Morgan looked back at him, deflated. What could a detective find in a stain of spilled Coke? Maybe a trace of some drug? Or maybe nothing. And Falon could have ditched the bottles anywhere. Easy to toss them back in the woods in lovers’ hollow, two more empty bottles rolled in dirt and buried among years of collected trash.

He watched Jimson lock his barred door, drop the key into his uniform pocket, watched his retreating back, watched the heavy outer door close. He was locked in a cell by himself—at least for that he was grateful, thankful for the privacy. Maybe Jimson had taken pity on him. Or maybe Jimson thought Morgan had turned too dangerous to share space with the town’s three drunks.

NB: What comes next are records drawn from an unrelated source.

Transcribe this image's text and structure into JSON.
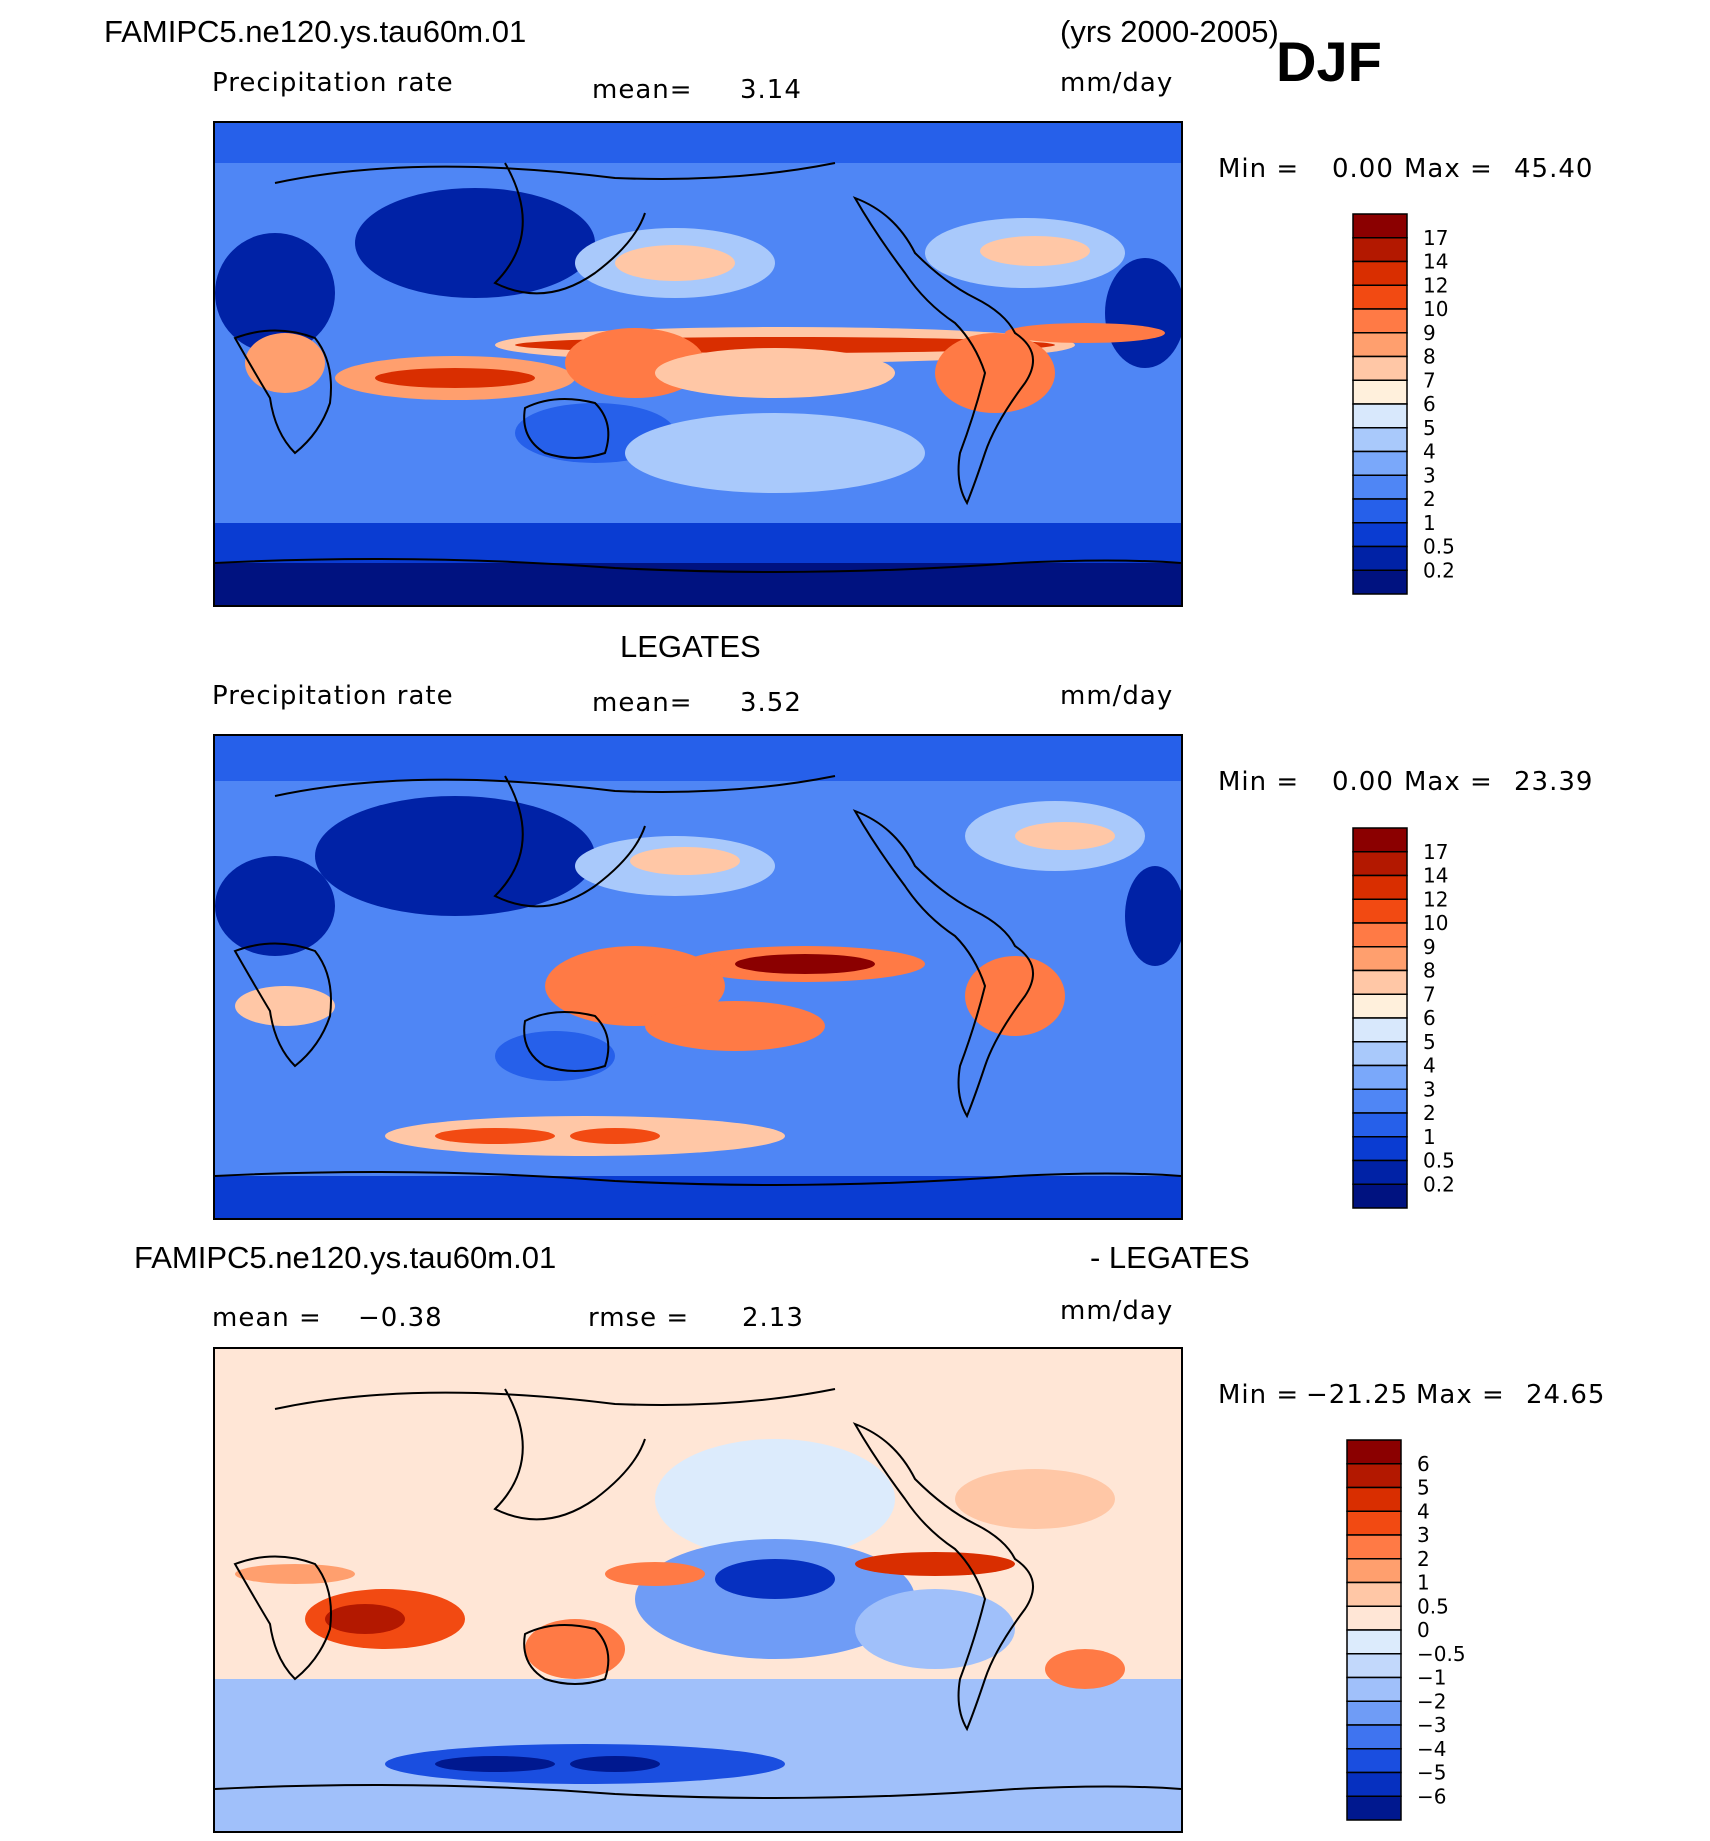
{
  "chart_data": [
    {
      "type": "heatmap",
      "title": "FAMIPC5.ne120.ys.tau60m.01",
      "title_right": "(yrs 2000-2005)",
      "season": "DJF",
      "variable": "Precipitation rate",
      "mean_label": "mean=",
      "mean_value": "3.14",
      "units": "mm/day",
      "min_label": "Min =",
      "min_value": "0.00",
      "max_label": "Max =",
      "max_value": "45.40",
      "colorbar_levels": [
        "17",
        "14",
        "12",
        "10",
        "9",
        "8",
        "7",
        "6",
        "5",
        "4",
        "3",
        "2",
        "1",
        "0.5",
        "0.2"
      ],
      "colorbar_colors": [
        "#8b0000",
        "#b31800",
        "#d92e00",
        "#f24a12",
        "#ff7a45",
        "#ff9f6e",
        "#ffc7a6",
        "#fff0dc",
        "#d8e8fc",
        "#a9c9fb",
        "#7aa8fa",
        "#4f86f5",
        "#2660ea",
        "#0a3cd2",
        "#0022a6",
        "#001280"
      ]
    },
    {
      "type": "heatmap",
      "title": "LEGATES",
      "variable": "Precipitation rate",
      "mean_label": "mean=",
      "mean_value": "3.52",
      "units": "mm/day",
      "min_label": "Min =",
      "min_value": "0.00",
      "max_label": "Max =",
      "max_value": "23.39",
      "colorbar_levels": [
        "17",
        "14",
        "12",
        "10",
        "9",
        "8",
        "7",
        "6",
        "5",
        "4",
        "3",
        "2",
        "1",
        "0.5",
        "0.2"
      ],
      "colorbar_colors": [
        "#8b0000",
        "#b31800",
        "#d92e00",
        "#f24a12",
        "#ff7a45",
        "#ff9f6e",
        "#ffc7a6",
        "#fff0dc",
        "#d8e8fc",
        "#a9c9fb",
        "#7aa8fa",
        "#4f86f5",
        "#2660ea",
        "#0a3cd2",
        "#0022a6",
        "#001280"
      ]
    },
    {
      "type": "heatmap",
      "title_left": "FAMIPC5.ne120.ys.tau60m.01",
      "title_right": "- LEGATES",
      "mean_label": "mean =",
      "mean_value": "−0.38",
      "rmse_label": "rmse =",
      "rmse_value": "2.13",
      "units": "mm/day",
      "min_label": "Min =",
      "min_value": "−21.25",
      "max_label": "Max =",
      "max_value": "24.65",
      "colorbar_levels": [
        "6",
        "5",
        "4",
        "3",
        "2",
        "1",
        "0.5",
        "0",
        "−0.5",
        "−1",
        "−2",
        "−3",
        "−4",
        "−5",
        "−6"
      ],
      "colorbar_colors": [
        "#8b0000",
        "#b31800",
        "#d92e00",
        "#f24a12",
        "#ff7a45",
        "#ff9f6e",
        "#ffc7a6",
        "#ffe6d6",
        "#dcebfc",
        "#c2d8fb",
        "#a0c0fa",
        "#6f9cf6",
        "#3f74f0",
        "#1a4ee0",
        "#0630c0",
        "#00188f"
      ]
    }
  ]
}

All he knew was, this wasn’t happening, couldn’t be happening. There was no way he could have killed someone, and no way he could have forgotten such a horrible act as if it had never happened.

When Jimson had gone, Morgan sat down on the stained bunk. The cell wasn’t as big as their small bathroom at home, but this cubicle wasn’t blue and white and sweet smelling, it was scarred with the filth of generations, that the janitor had tried repeatedly to scrub away, he could see the paler but still visible scour marks. Walls scarred with the shadows of old graffiti, newer smears of dirt, and stains of urine behind the toilet. He read the scribbled messages that were still legible, repeated the four-letter words to himself as if they might help him hang on to his sanity. Two inscriptions begged God’s mercy, penned by someone lying on the iron cot writing at a forty-five-degree angle. The cot’s striped mattress was grimy along the edges and sported three long brown smears. A threadbare blanket and a worn sheet were folded at the foot of the cot beside a grimy pillow. The washbasin was streaked brown with years of iron-rich water. Above the basin hung a ragged, torn towel. Across the corridor a drunk was singing dirty words to “Down in the Valley.” He used the toilet, washed his hands and face with the tepid water but avoided the towel. He smoothed his hair with his wet hands, cupped water in his hands, rinsed his mouth again and again but couldn’t get rid of the dead taste. What had Falon put in his Coke? This had to be something stronger, even, than moonshine. There was no other explanation for the way he felt and for his loss of memory. Whiskey wouldn’t do that, and how could Falon have forced that much whiskey down him? No, the liquor was soaked into his clothes; even his boots, when he pulled them off, smelled of booze, and the leather was still faintly damp.